# The hundred billion taping knives



## finakat (Jun 7, 2011)

Okay, stupid dumb retarded question but its going to keep me up eating away at me all night

What are all the different kinds of taping knives for? Obviously I know what the different lengths are for but what's the purpose of the heavy wooden handle ones with the double plate metal on them? Howcome its seemingly impossible to find a six inch stainless knife? 

What is the purpose of all these carbon and blue steel blades? If they rust immediately what's the point of even making them to sell for one or two dollars cheaper? I use wallboard all stainless steel knives with the hard rubber grip handle

What's the deal with the knives that have the wooden ledge on the bottom where it meets the handle?? Okay okay I think I've had too many accelerants today but still lol..

Once again I know what the difference in the width is for im not a homeowner...hopefully some crazy oldschool taper who collects knives for fun will write a good response to this


----------



## CrpntrFrk (Oct 25, 2008)

Blue steel is all I use. They flex better for feathering than the stainless steel. After I am done with them for the day I spray a little WD-40 on them so they won't rust.


----------



## The Coastal Craftsman (Jun 29, 2009)

I have never noticed a difference in the quality of finish a blue steel blade gives over a stainless as I'm no pro drywaller but I do know Marshall town make a 6" stainless in their premier line.


----------



## Big Shoe (Jun 16, 2008)

I prefer the wallboard blue steel yellow handle for 8,10,and 12 inch. For 6 inch I'm addicted to Purdy. Never got the hang of stainless. Didn't like the ''feel''.

It's pretty much a learning curve on what you end up using. Like the Ford,Chevy or Dodge thing.

As far as rust goes, wipe off water(pantleg)and let them dry before you put them away. Every so often they rust, no big deal. Just sand them and rinse and away you go.


----------



## ohiohomedoctor (Dec 26, 2010)

I like to leave my new ones outside for a couple weeks. They get nice and rusty. Then I palm sand them smooth. It seems to thin them just right. Works for me.


----------



## Frankawitz (Jun 17, 2006)

Well let's see I have blue steel with wood handles and plastic handles, I like Hyde 6" stainless for tapeing I use 2", 4", 5", hyde kniefs for shaving down walls and ceilings, they are also used for spackle. I use 10", 14" for my second coat and skim coating, If I have a ceiling to float out I will use my 24" and it has a 18" wood handle, Then I have my trowels I use for plastering:laughing:
and they are blue steel, stainless and wood:thumbup:


----------



## Spencer (Jul 6, 2005)

Glad you posted the question.

Im a general remodeller kind of guy and often find myself doing small drywall jobs that are a part of the bigger job.

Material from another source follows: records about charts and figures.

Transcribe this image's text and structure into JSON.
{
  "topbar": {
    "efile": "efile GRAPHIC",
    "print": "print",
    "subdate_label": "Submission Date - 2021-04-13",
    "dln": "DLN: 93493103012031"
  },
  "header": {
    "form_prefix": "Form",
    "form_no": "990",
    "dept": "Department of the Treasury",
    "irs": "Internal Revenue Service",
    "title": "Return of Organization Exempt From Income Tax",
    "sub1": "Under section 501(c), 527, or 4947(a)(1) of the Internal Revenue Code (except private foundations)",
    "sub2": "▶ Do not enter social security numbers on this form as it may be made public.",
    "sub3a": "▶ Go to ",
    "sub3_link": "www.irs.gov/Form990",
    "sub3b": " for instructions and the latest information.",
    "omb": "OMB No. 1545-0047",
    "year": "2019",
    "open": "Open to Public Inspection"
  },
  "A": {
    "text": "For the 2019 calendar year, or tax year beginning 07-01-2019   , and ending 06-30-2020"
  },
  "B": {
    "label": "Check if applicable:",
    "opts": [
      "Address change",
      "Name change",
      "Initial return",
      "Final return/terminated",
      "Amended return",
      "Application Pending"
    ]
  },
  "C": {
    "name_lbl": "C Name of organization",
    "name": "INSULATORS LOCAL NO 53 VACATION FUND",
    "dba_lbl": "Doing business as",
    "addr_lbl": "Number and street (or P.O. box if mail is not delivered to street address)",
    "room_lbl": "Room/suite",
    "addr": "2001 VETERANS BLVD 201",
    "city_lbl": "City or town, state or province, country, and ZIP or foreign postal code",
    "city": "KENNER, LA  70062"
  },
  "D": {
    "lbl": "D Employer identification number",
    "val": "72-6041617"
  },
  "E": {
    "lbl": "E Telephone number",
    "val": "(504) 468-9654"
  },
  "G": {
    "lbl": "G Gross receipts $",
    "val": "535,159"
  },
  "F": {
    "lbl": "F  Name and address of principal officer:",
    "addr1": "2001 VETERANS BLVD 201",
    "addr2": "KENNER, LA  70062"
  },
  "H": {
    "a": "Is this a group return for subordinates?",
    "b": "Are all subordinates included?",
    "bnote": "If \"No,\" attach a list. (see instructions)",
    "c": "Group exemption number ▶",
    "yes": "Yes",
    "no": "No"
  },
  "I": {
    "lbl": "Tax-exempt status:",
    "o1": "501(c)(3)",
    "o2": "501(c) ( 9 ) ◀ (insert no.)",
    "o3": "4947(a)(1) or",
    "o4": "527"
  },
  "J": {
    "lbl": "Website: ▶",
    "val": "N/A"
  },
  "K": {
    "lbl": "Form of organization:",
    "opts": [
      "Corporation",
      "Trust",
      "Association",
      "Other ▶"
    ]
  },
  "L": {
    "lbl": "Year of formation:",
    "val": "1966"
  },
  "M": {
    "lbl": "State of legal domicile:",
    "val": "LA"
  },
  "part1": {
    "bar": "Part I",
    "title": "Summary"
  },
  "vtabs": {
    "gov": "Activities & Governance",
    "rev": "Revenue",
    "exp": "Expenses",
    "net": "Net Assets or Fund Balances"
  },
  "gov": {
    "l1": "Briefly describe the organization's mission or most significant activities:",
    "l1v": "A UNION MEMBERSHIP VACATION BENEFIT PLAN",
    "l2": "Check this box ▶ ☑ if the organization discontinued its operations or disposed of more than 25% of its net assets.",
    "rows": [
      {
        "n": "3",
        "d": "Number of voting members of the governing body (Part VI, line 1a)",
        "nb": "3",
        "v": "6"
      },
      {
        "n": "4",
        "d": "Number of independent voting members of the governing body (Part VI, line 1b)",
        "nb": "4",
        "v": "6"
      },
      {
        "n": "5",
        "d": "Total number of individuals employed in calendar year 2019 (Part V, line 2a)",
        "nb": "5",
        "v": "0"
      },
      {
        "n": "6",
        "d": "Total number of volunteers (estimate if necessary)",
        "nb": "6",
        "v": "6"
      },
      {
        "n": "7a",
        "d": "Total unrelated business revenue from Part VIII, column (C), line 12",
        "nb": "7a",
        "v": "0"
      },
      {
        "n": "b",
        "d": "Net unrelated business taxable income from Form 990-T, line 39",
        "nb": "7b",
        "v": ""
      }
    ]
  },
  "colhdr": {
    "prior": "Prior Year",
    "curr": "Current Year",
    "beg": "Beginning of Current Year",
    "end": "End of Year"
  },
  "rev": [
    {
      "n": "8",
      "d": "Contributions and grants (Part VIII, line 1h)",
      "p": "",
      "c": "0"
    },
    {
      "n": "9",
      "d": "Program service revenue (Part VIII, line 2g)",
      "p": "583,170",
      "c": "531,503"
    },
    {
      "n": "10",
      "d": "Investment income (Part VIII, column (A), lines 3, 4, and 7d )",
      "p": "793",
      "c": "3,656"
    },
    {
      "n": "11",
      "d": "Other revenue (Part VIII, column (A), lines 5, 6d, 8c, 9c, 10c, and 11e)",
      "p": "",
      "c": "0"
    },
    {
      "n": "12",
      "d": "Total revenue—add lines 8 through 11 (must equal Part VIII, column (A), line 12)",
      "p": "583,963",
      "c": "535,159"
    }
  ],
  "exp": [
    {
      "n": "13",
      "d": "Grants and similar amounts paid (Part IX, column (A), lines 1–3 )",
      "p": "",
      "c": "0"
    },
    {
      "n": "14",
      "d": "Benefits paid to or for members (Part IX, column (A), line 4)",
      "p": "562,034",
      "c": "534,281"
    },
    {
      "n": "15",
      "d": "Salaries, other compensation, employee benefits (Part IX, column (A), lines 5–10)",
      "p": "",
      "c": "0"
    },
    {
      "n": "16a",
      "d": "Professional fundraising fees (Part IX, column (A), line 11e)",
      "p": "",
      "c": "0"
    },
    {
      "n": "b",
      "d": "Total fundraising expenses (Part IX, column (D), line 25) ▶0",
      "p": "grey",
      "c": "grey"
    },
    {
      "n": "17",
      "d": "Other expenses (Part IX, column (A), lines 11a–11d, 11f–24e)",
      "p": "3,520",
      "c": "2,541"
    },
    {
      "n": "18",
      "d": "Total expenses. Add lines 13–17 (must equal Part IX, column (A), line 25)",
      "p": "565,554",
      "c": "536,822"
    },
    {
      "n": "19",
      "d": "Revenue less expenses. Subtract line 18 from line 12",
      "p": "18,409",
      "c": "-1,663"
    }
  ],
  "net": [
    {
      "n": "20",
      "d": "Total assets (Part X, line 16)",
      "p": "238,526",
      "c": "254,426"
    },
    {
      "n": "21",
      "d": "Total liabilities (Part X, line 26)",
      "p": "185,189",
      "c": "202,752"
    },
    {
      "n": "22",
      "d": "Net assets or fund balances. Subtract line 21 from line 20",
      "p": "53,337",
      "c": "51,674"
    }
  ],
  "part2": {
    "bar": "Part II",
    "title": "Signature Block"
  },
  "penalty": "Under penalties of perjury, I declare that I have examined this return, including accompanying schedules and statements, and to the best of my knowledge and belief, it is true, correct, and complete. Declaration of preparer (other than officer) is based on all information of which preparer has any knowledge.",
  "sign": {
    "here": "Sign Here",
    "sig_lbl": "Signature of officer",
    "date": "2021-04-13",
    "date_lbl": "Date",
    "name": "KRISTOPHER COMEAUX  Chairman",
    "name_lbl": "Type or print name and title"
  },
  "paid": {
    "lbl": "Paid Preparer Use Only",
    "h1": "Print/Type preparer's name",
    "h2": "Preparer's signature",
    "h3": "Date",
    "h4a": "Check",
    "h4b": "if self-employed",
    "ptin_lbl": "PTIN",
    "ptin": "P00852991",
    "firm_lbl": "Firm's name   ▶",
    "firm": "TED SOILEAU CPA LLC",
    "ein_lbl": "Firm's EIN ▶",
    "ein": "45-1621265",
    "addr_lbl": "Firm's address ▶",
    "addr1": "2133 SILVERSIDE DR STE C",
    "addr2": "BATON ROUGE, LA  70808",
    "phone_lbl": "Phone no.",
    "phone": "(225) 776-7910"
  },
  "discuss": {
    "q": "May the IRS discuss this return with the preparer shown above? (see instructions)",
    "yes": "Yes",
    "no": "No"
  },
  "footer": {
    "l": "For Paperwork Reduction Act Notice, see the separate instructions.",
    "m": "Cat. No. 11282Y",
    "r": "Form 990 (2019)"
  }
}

I have been accumulating mostly marshalltown durasoft stainless knives/trowels and was thinking of ordering a couple more, just to have a complete collection. 

Is blue steel worth it? I have a few off brand knives but always hated pulling them out and having them be super rusty, especially since I dont use them often.


----------



## dibs16 (Nov 30, 2010)

Good post, always like to see what everyone's using. 

Just thought I'd chime in on the stainless steel knives..sheetrock makes them...yeah, like the brand..

http://www.sheetrocktools.com/products/?prod=1


I picked up the 6" from my local Kamco, I love it so far, and no rust or WD 40 or anything to worry about:thumbsup: It's just getting broken in though, it doesn't come out too often


----------



## FRAME2FINISH (Aug 31, 2010)

i use both, sand them clean and commence the muddin


----------



## KLLR2x4 (Nov 18, 2011)

I like to use stainless for Plus 3 applications. I use blue steel when working with durabond. For some reason it feels right that way. When I clean my mud tools I use a scotchbrite green scrubby. I've seen guys use brushes to clean but always looked inefficient. The green scrubby enables you to not have to sand the blue steel when you use it next. Keeping them dry after cleaning is a biggy.


----------